BELLUNO - «Siccome le api non sono riuscite ad uccidermi, adesso le ammazzo tutte io». Sembrerebbe un atto di sfida violento verso questi insetti indispensabili per il nostro sistema naturale, invece è un gesto a beneficio dei cittadini, che nasce da un'esperienza di vita drammatica. Andrea Rasera Berna è titolare di un'azienda agricola, ma a causa di un deficit che ha origine proprio da una puntura di un insetto, ha dovuto cessare l'attività di apicoltore e si è re-inventato disinfestatore proprio di nidi di api, vespe e calabroni, per un'attività che se non è unica in provincia di Belluno poco ci manca.

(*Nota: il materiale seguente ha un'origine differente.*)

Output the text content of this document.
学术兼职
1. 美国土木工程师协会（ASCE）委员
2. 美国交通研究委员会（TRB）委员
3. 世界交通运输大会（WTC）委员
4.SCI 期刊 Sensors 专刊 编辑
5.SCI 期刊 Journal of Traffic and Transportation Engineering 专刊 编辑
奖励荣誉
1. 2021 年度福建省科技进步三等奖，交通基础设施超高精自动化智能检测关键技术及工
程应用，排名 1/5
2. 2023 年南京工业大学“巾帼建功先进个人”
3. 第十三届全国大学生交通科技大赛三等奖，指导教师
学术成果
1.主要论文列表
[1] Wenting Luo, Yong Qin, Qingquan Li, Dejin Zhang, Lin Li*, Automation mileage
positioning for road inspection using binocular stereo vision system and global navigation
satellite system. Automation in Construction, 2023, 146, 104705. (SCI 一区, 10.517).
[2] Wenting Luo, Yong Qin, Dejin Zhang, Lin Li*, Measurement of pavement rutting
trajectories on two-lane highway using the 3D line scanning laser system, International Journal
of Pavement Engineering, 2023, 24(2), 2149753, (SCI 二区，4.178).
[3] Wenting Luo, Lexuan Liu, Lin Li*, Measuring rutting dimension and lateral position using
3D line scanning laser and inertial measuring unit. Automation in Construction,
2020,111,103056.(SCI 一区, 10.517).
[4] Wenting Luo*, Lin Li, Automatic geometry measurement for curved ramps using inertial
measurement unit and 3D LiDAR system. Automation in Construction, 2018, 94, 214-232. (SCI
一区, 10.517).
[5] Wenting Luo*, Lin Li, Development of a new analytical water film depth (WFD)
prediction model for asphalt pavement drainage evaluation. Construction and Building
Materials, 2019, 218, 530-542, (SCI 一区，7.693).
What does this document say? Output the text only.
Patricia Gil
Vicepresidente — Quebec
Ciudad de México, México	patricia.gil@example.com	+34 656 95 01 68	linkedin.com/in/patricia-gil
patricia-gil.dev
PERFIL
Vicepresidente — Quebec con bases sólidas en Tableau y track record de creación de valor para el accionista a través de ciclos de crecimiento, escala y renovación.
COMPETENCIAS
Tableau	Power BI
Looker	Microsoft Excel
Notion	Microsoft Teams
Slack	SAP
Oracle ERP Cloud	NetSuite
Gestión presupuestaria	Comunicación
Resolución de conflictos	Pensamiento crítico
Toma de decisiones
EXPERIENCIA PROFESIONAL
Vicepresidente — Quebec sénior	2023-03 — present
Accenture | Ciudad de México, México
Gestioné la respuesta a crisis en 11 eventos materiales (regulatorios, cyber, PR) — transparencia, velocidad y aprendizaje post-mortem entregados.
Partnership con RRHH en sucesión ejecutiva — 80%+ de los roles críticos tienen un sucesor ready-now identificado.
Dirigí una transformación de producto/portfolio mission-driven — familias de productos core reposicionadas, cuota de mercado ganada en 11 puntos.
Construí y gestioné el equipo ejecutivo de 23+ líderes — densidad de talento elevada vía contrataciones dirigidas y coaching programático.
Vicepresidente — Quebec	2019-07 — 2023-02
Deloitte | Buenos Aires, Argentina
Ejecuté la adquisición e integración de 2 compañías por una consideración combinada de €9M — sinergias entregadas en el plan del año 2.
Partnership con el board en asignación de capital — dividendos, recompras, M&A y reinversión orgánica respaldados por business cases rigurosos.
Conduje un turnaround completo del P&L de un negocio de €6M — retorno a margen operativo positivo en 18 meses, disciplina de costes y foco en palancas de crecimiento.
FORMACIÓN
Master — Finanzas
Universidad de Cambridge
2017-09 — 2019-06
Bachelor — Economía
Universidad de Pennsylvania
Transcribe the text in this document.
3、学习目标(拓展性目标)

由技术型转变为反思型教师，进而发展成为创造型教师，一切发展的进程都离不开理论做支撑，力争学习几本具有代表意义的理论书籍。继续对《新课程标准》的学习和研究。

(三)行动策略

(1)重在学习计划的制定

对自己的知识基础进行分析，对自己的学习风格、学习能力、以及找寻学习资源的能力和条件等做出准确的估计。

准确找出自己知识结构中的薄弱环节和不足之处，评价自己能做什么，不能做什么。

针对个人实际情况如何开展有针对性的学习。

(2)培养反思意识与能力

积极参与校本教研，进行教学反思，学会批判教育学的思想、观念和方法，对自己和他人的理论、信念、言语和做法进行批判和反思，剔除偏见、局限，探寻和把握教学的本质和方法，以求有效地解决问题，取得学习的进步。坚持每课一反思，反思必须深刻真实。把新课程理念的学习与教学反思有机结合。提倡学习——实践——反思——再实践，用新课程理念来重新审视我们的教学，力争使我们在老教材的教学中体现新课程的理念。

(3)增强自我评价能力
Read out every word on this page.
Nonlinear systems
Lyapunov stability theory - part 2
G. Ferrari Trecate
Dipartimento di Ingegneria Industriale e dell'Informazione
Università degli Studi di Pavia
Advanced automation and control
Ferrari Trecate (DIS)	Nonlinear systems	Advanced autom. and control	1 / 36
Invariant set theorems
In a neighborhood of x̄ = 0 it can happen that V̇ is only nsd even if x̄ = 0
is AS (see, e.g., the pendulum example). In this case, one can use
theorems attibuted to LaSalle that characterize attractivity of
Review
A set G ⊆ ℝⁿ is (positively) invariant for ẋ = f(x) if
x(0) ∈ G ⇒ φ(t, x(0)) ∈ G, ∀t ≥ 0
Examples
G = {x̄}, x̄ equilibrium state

L'uomo, classe 1969, è di Castion, frazione di Belluno e nel 2008 nella vicina Castoi fondò un azienda agricola di apicoltura e coltivazione pomodori (oggi azienda agricola delle Dolomiti). Nei primi anni al contempo prestava servizio come vigile del fuoco volontario; conosciuto per la sua competenza nel mondo delle api, quando i cittadini chiamavano soccorso per la disinfestazioni da vespe e calabroni, per i pompieri interveniva spesso lui. «Dal 2015 questo non è stato più possibile - spiega Rasera Berna - per una direttiva ministeriale che impedisce l'intervento a favore dei privati, ma soltanto a beneficio di enti pubblici o persone allergiche». Di qui la decisione di frequentare gli appositi corsi di disinfestazione, e di avviare una professione di cui c'è tanto bisogno. Ma quasi contestualmente un drammatico fatto ha segnato la vita di Rasera Berna, fatalità, proprio a causa delle api. «Ho avuto uno shock anafilattico con arresto cardiaco» racconta oggi con pacatezza l'uomo. «Sono diventato allergico al veleno di api, e contestualmente il sistema immunitario si è messo male e quindi ho avuto la leucemia cronica, che mi ha portato all'insufficienza renale. Giocoforza ho dovuto prendere la decisione di vendere l'azienda di apicoltura».